Better Second Half Helped McAllister Contribute to Tribe’s Playoff Run
Bob Toth | On 30, Dec 2016
Indians reliever Zach McAllister got a big vote of confidence from the Cleveland organization when the arbitration-eligible right-hander was one of eight players tendered a contract by the club in advance of the deadline earlier in December.
Having just completed his sixth big league season in an Indians uniform, McAllister is now fully settled into his role as a reliever after spending most of his first four years in the Majors in the starting rotation. While his first full season in the bullpen yielded some promising results, including a surprisingly high strikeout rate, some of those numbers dropped back down to more expected results this past season.
McAllister started the season with some curious numbers. He posted a 0.93 ERA in eleven outings in April, but he walked five in nine and two-thirds innings. As he got into May, he found the strike zone better, striking out 12 and walking just three in eight innings of ten games, but he also was tagged for 12 hits and seven runs.
The issues piled on for McAllister despite a good June (five strikeouts and two walks with five hits allowed in six and two-thirds innings). He appeared in just six games, with nine days between his final two outings of the month, but after three outings in July and a disastrous seven runs allowed in an inning and one-third, he landed on the disabled list for the first time since May of 2014 while dealing with right hip discomfort.
He was activated on July 29 and put together a solid two months to close out the season, allowing single runs in four of his final 23 games (25 2/3 innings) for a 1.40 ERA. He allowed some foot traffic on the bases, giving up 25 hits and eight walks in that span, but just two of the hits left the yard. He also averaged a hair above a strikeout per inning with 26 in that stretch.

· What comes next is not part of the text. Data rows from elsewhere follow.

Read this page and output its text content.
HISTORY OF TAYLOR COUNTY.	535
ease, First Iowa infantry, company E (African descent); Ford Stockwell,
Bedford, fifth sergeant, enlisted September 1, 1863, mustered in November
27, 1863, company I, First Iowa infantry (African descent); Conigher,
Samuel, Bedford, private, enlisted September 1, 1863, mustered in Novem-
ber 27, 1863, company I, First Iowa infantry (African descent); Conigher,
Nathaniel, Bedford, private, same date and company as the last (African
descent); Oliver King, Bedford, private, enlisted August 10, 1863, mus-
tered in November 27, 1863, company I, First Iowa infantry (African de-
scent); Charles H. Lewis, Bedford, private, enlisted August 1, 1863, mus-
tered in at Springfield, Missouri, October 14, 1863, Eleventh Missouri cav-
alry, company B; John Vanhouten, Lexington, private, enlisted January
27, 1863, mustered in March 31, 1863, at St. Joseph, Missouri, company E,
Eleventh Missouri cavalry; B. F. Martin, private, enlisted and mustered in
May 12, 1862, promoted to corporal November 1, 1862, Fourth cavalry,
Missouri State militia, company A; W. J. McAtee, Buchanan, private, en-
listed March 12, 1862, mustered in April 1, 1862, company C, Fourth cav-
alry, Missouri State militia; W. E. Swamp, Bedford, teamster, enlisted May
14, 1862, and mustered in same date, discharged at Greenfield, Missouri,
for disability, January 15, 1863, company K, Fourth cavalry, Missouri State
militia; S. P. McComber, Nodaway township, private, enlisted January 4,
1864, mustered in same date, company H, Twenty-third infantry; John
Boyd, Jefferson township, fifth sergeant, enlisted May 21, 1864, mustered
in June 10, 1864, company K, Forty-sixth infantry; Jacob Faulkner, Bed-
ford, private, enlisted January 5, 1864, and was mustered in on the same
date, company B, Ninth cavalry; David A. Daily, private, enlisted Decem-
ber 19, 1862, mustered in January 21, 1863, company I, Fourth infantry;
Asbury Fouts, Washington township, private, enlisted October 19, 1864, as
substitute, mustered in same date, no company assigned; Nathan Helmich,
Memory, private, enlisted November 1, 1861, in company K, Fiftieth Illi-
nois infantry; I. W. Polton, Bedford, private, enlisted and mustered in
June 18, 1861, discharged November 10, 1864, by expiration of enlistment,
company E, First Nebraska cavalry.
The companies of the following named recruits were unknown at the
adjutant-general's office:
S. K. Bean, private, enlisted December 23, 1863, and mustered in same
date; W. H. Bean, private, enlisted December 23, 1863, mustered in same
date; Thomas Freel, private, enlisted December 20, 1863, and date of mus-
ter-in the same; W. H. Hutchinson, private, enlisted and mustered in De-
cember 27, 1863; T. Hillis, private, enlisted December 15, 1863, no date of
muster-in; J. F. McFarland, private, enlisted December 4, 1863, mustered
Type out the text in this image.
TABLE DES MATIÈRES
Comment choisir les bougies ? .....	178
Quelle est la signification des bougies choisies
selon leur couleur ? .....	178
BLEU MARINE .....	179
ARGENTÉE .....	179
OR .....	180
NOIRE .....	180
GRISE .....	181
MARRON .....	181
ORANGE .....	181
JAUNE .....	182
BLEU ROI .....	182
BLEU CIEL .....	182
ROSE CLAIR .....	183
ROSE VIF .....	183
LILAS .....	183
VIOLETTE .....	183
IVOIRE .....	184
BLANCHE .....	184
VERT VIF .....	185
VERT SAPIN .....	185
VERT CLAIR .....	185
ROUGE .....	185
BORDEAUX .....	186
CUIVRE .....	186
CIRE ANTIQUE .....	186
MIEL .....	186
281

The good results did not translate to the postseason, where he allowed a run on one hit in one inning of the ALCS against Toronto and two more runs on three hits with a walk and two strikeouts in two innings of two games against Chicago in the World Series.
McAllister’s final regular season numbers included a 3-2 record, a 3.44 ERA, and a 1.45 WHIP. After striking out 84 batters and walking 23 in 69 innings over 61 games in 2015, he struck out 54 and walked the same 23 in 52 1/3 innings in 53 games in 2016.
McAllister’s pitch selection changed from 2015 to 2016, which may have factored in to some of the changes that showed up in his stat sheet. During the 2015 season, he relied heavily on the four-seam and two-seam fastballs, mixed in the cutter or curve, and would occasionally use a slider. His four-seam remained his primary weapon in 2016, but the curve became his second-most used pitch as he fired his two-seamer 116 fewer times (according to fangraphs.com).
His four-seam fastball use climbed from 63.1% to 69.7% from 2015 to 2016. Meanwhile, he threw nearly half as many two-seamers (16.2% in 2015 to 8.6% in 2016). His curveball usage felt a slight uptick of just over 2% more use while his cutter was used nearly 2% less frequently than the season before.
McAllister was able to rely on his four-seamer for all of his strikeouts while holding opposing hitters to a .253 average with it, but all 21 walks issued and all six home runs allowed by him on the year came off of those heaters. He saw a decrease in contact off of the pitch by opposing hitters, who increased their tendency to line the pitch instead of put it on the ground. He had a career-best effort in swinging strikes on his fastball at 10.4% and he got strikes on two-thirds of the fastballs that he threw. His two-seamer was used the fewest times by him in a single season since his rookie season in 2011.
Hitters also found more success against his curveball than the previous year, boasting a .375 average in limited action against it after hitting .267 off of the pitch the previous season. Earlier in his career, McAllister had had success with the curveball, but struggled significantly when utilizing his slider. Hitters made contact with 90% of the curveballs that they saw in the strike zone. He missed the zone more than he found it with both his slider and changeup when he mixed the pitches into his arsenal.
In his eleventh professional season after being drafted in the third round by the New York Yankees in 2006, McAllister made $1.3 million in his first season of arbitration last winter. The usually reliable projected arbitration salary numbers at MLBTradeRumors.com put him in line to earn in the ball park of $1.7 million for next season.
McAllister, who turned 29 earlier in December, appears primed to return to the middle of the Tribe’s bullpen mix, where he can provide manager Terry Francona with multiple innings of relief work, as he did in a dozen different relief appearances this past season, or with the occasional later inning matchup. With the latter innings under control with Dan Otero, Bryan Shaw, Andrew Miller, and Cody Allen in tow, McAllister gives Francona an experienced and durable right-handed arm, even if Francona’s tendency was to utilize him in low leverage situations. McAllister can provide a bridge from a short starting outing from one of his teammates to the dangerous back end of the bullpen, and could even jump into the later innings on occasion when the primary relief figures there have seen the mound too much.